Il s’agit d’une guerre de conquête: on a découvert de vastes réserves de gaz au large du littoral de Gaza en 2002.
Dans un accord signé en novembre 1999, l’Autorité palestinienne (AP) a garanti des droits de prospection de gaz et de pétrole d’une durée de 25 à British Gas (BG Group) et son partenaire situé à Athène Consolidated Contractors International Company (CCC), une propriété des familles libanaises Sabbagh et Koury.
Ces droits sur les gisements de gaz en mer sont de 60 % pour British Gas, de 30 % pour Consolidated Contractors, et de 10 % pour le Fonds d’investissement palestinien. (Haaretz, 21 octobre 2007)
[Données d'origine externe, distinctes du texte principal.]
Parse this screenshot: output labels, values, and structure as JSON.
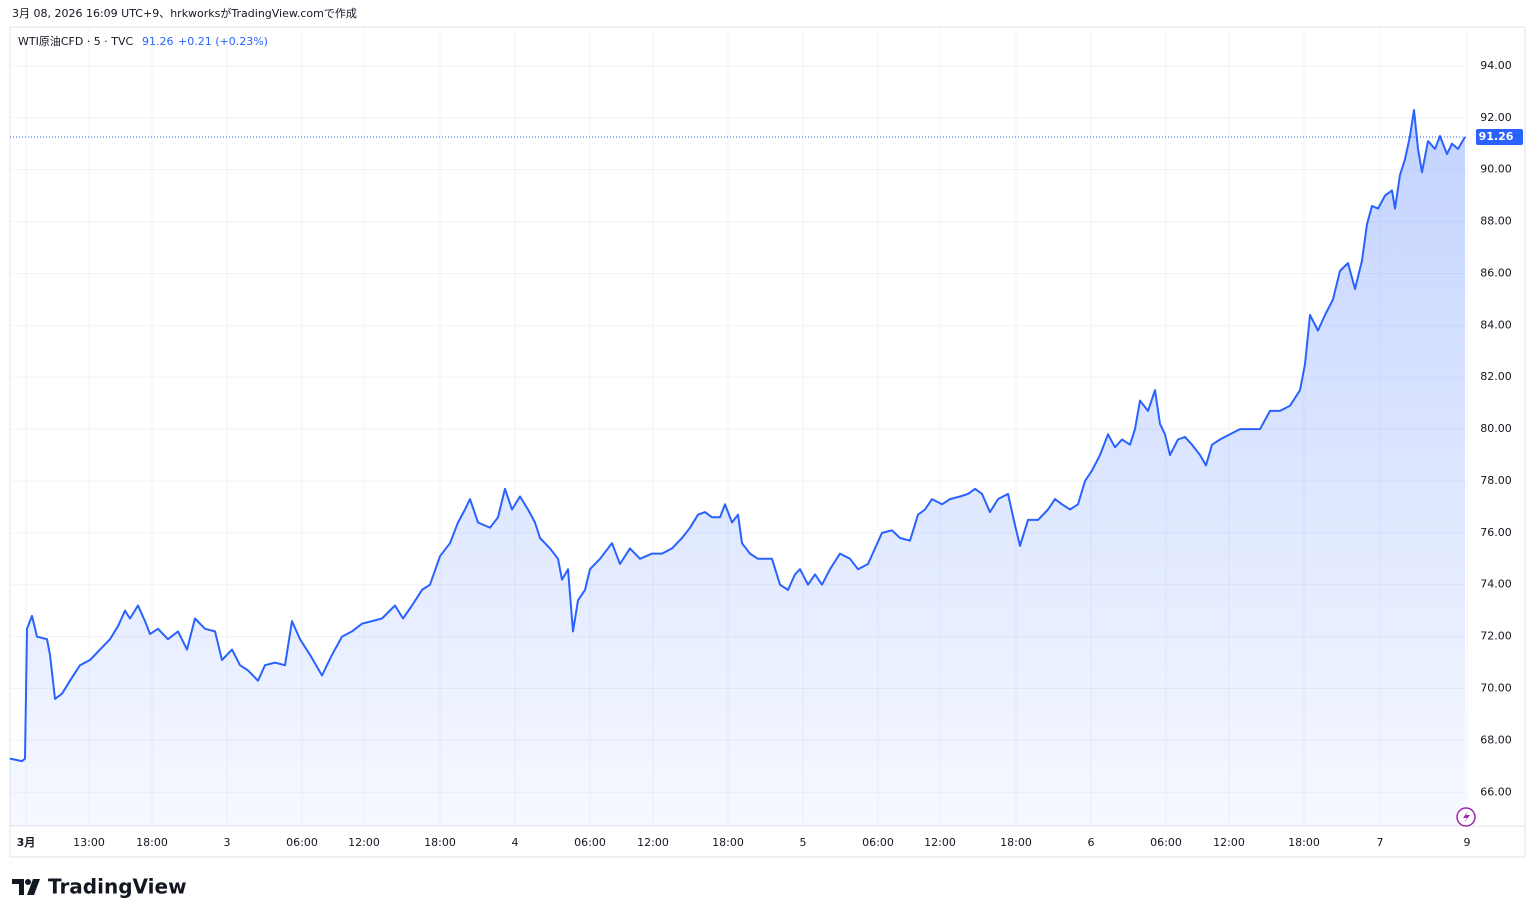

L’accord AP-BG-CCC inclut l’exploitation des gisements et la construction d’un gazoduc. (Middle East Economic Digest, 5 janvier 2001)
La licence de BG couvre toute la zone maritime située au large de Gaza, laquelle est contigüe à plusieurs installations gazières israéliennes. (Voir la carte ci-dessous). Il convient de souligner que 60 % des réserves de gaz le long du littoral de Gaza et d’Israël appartient à la Palestine.
BG Group a foré deux puits en 2000 : Gaza Marine-1 et Gaza Marine-2. British Gas estime que les réserves sont de l’ordre de 1,4 billions de pieds cubes, évaluées à environ 4 milliards de dollars. Ce sont les chiffres publiés par British Gas. La dimension des réserves de gaz palestiniennes pourrait s’avérer largement supérieure.
Carte 1
Qui possède les réserves de gaz?
La question de la souveraineté sur les gisements gaziers de Gaza est cruciale. D’un point de vue légal, ces réserves appartiennent à la Palestine.
La mort de Yasser Arafat, l’élection du gouvernement du Hamas, ainsi que la débâcle de l’Autorité Palestinienne ont permis à Israël de prendre de facto le contrôle de ces réserves.
British Gas (BG Group) a négocié avec le gouvernement de Tel-Aviv. En revanche, le gouvernement du Hamas n’a pas été consulté en ce qui a trait à la prospection et l’exploitation des gisements gaziers.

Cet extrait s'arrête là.